A Quaresma é principalmente o tempo de retomar a esperança – esperança de que eu sou sempre capaz de me converter e me tornar mais semelhante ao meu mestre Jesus e mais irmão de todas as pessoas – Que nessa Quaresma Deus me torne mais uma pessoa de comunhão – que minha espiritualidade e teologia partam do carinho e se façam sempre de ternura pelos meus irmãos humanos e por todos os seres vivos.
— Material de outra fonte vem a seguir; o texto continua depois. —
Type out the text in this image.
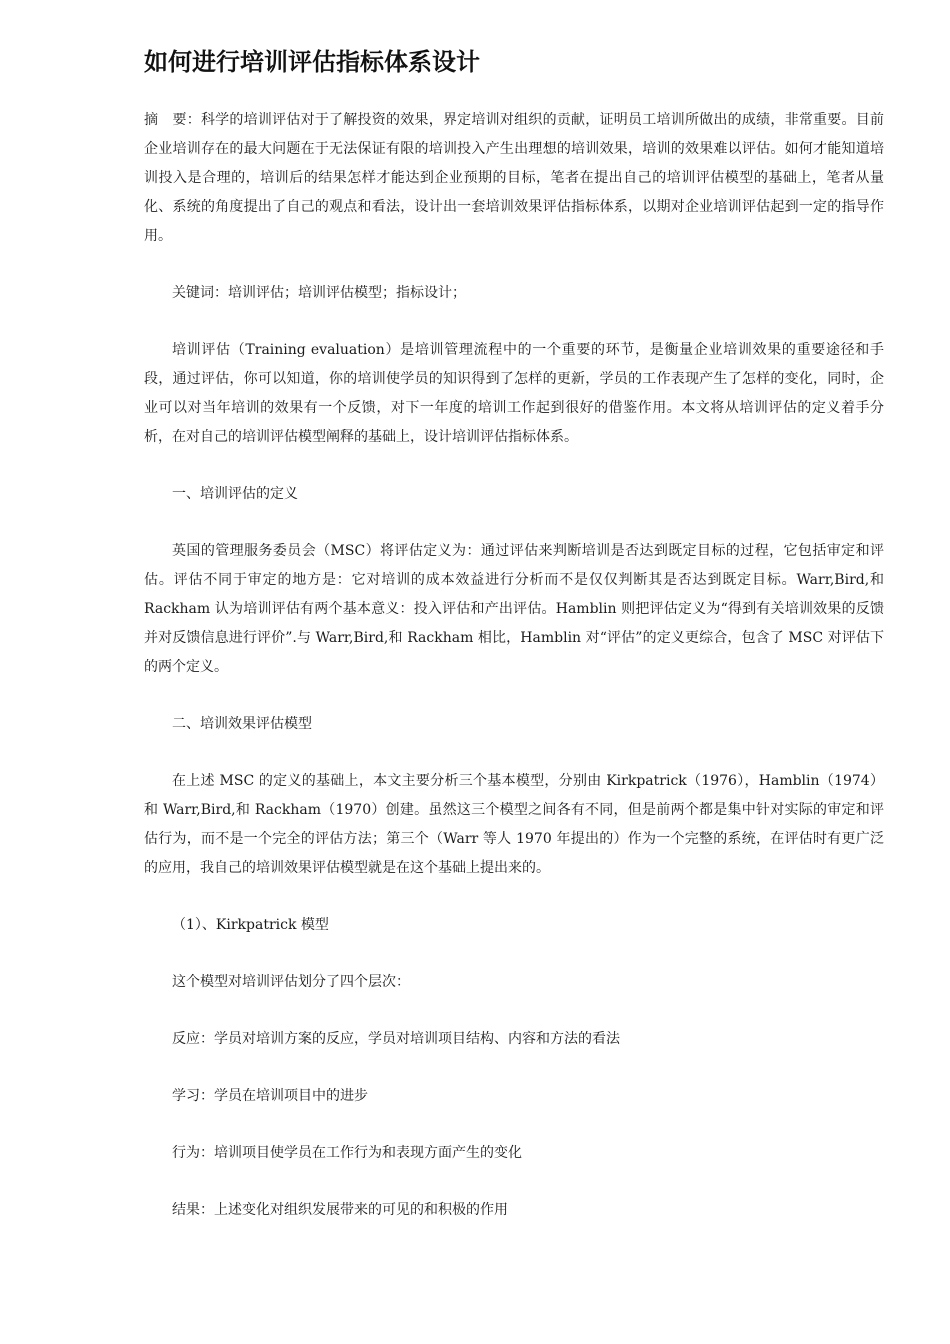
如何进行培训评估指标体系设计

摘　要：科学的培训评估对于了解投资的效果，界定培训对组织的贡献，证明员工培训所做出的成绩，非常重要。目前企业培训存在的最大问题在于无法保证有限的培训投入产生出理想的培训效果，培训的效果难以评估。如何才能知道培训投入是合理的，培训后的结果怎样才能达到企业预期的目标，笔者在提出自己的培训评估模型的基础上，笔者从量化、系统的角度提出了自己的观点和看法，设计出一套培训效果评估指标体系，以期对企业培训评估起到一定的指导作用。

关键词：培训评估；培训评估模型；指标设计；

培训评估（Training evaluation）是培训管理流程中的一个重要的环节，是衡量企业培训效果的重要途径和手段，通过评估，你可以知道，你的培训使学员的知识得到了怎样的更新，学员的工作表现产生了怎样的变化，同时，企业可以对当年培训的效果有一个反馈，对下一年度的培训工作起到很好的借鉴作用。本文将从培训评估的定义着手分析，在对自己的培训评估模型阐释的基础上，设计培训评估指标体系。

一、培训评估的定义

英国的管理服务委员会（MSC）将评估定义为：通过评估来判断培训是否达到既定目标的过程，它包括审定和评估。评估不同于审定的地方是：它对培训的成本效益进行分析而不是仅仅判断其是否达到既定目标。Warr,Bird,和Rackham 认为培训评估有两个基本意义：投入评估和产出评估。Hamblin 则把评估定义为“得到有关培训效果的反馈并对反馈信息进行评价”.与 Warr,Bird,和 Rackham 相比，Hamblin 对“评估”的定义更综合，包含了 MSC 对评估下的两个定义。

二、培训效果评估模型

在上述 MSC 的定义的基础上，本文主要分析三个基本模型，分别由 Kirkpatrick（1976），Hamblin（1974）和 Warr,Bird,和 Rackham（1970）创建。虽然这三个模型之间各有不同，但是前两个都是集中针对实际的审定和评估行为，而不是一个完全的评估方法；第三个（Warr 等人 1970 年提出的）作为一个完整的系统，在评估时有更广泛的应用，我自己的培训效果评估模型就是在这个基础上提出来的。

（1）、Kirkpatrick 模型

这个模型对培训评估划分了四个层次：

反应：学员对培训方案的反应，学员对培训项目结构、内容和方法的看法

学习：学员在培训项目中的进步

行为：培训项目使学员在工作行为和表现方面产生的变化

结果：上述变化对组织发展带来的可见的和积极的作用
Que essa conversão tome forma de solidariedade à natureza, no cuidado com os ecossistemas (Campanha da Fraternidade desse ano de 2017) e me faça retomar sempre a esperança da construção do reino de Deus, mesmo no Brasil do Temer e do mundo do Trump.
Aprofundarei nessa Quaresma uma contemplação de Deus como pequeno servidor da humanidade, um dalit indiano ou o que os bolivianos racistas de Santa Cruz de la Sierra costumam chamar “índio sujo da cordilheira”. Um impuro que as Igrejas das castas clericais sempre acabam rejeitando ou discriminando. E Ele ou Ela nos convida para sairmos juntos à noite e transformar nossas noites em dias. Aí sim, aceito voltar a Goiás para o Tríduo Pascal e celebrar com a comunidade que ainda se reúne ali no antigo mosteiro a vigília-mãe de todas as vigílias da Igreja. E aí sim “mesmo as trevas não são trevas para ti. A noite será clara como o dia” (Salmo 139), cântico que resume o Exsultet (anúncio feliz da nova Páscoa) que cantaremos na madrugada do domingo pascal.
Para vocês uma santa e renovadora celebração desse tempo da Quaresma e Páscoa na comunhão com os nossos biomas e toda a mãe Terra.